After U.N. sanctions were imposed, the shipment of North Korean weapons to other countries has been disrupted on more than one occasion. In December, authorities in Thailand intercepted a cargo of arms bound for the Middle East.

“North Korea will sell to anyone who pays cash. … In the Middle East, Iran, Syria and Iraq were the best clients,” Mr. Kim said.

Larry Niksch, a former specialist in Asian affairs at the Congressional Research Service, described North Korea’s relationship with Iran’s Revolutionary Guard Corps as troubling. He said North Korean weapons often end up in the hands of militant organizations such as Hezbollah and Hamas.

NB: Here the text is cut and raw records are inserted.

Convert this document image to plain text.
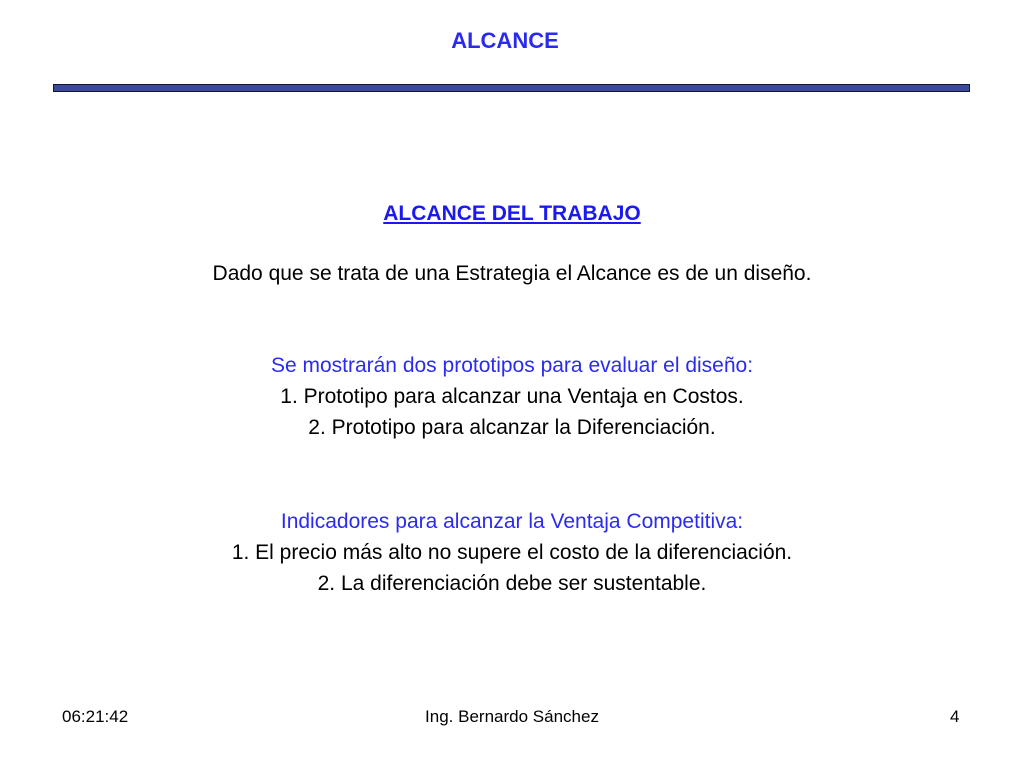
ALCANCE
ALCANCE DEL TRABAJO
Dado que se trata de una Estrategia el Alcance es de un diseño.
Se mostrarán dos prototipos para evaluar el diseño:
1. Prototipo para alcanzar una Ventaja en Costos.
2. Prototipo para alcanzar la Diferenciación.
Indicadores para alcanzar la Ventaja Competitiva:
1. El precio más alto no supere el costo de la diferenciación.
2. La diferenciación debe ser sustentable.
06:21:42	Ing. Bernardo Sánchez	4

The reinsurance scam was another big source of cash for Kim Jong-il’s regime. The government in Pyongyang collected hundreds of millions of dollars from global insurance firms after filing suspicious disaster claims. The regime also generates cash from the sale of counterfeit cigarettes, drugs and U.S. currency.

Another source is China, which is buying up North Korea’s natural resources — coal and iron ore — to fuel its rapid growth.

Mr. Kim said the money is delivered to “Bureau 39” of the Korean Workers’ Party Central Committee. Kim Jong-il created the bureau in the 1970s specifically to collect hard currency, analysts and defectors said. The money is used to purchase luxury goods, including food and alcohol, for Kim Jong-il and other members of the North Korean elite.